In weekly phone calls to his daughter in Australia, widower Hubert Birdpaints a picture of the perfect retirement, packed with fun, friendship, and fulfillment. But it's a lie. In reality, Hubert's days are all the same, dragging on without him seeing a single soul. Until he receives some good news--good news that in one way turns out to be the worst news ever, news that will force him out again, into a world he has long since turned his back on. The news that his daughter is coming for a visit. Now Hubert faces a seemingly impossible task: to make his real life resemble his fake life before the truth comes out. Along the way Hubert stumbles across a second chance at love, renews a cherished friendship, and finds himself roped into an audacious community scheme that seeks to end loneliness once and for all . . . Life is certainly beginning to happen to Hubert Bird. But with the origin of his earlier isolation always lurking in the shadows, will he ever get to live the life he's pretended to have for so long?
Romantic Novelists’ Association award-winner Gayle delights ... With a winning main character, this absolutely heartwarming story unfolds with just enough surprises and heft to keep readers engaged. A natural choice for fans of Helen Simonson’s Major Pettigrew’s Last Stand or any of the myriad recent books about cranky men finding late-in-life joy.
British author Gayle (Half a World Away) returns with a winning tale of a lonely 82-year-old widower ... engaging ... While a late plot twist feels destabilizing, Gayle finds many endearing moments in Hubert and Ashleigh’s search for friendship and community. Readers will be touched.

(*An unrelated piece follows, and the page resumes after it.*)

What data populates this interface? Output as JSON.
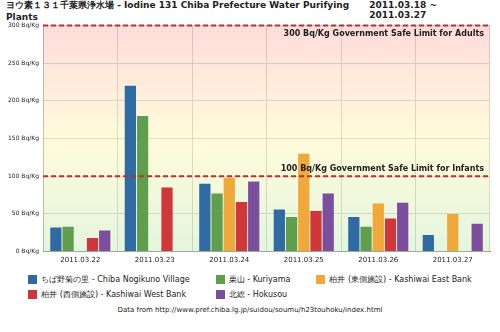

Gayle leaves lad lit behind in this sentimental novel about a lonely widower living in England ... Gayle’s novel doesn’t exactly break new ground [...] and Gayle's prose is, for the most part, workmanlike. This novel is resolutely sentimental and ends with an unnecessary chapter that would have been better left out. But despite all that, Gayle’s book works for what it is, and that’s a testimony to the author’s charm and unfeigned sweetness—the reader can tell he cares a lot about Hubert, and his compassion is contagious. A little manipulative and a lot sentimental but sweet and charming enough that some readers won’t mind.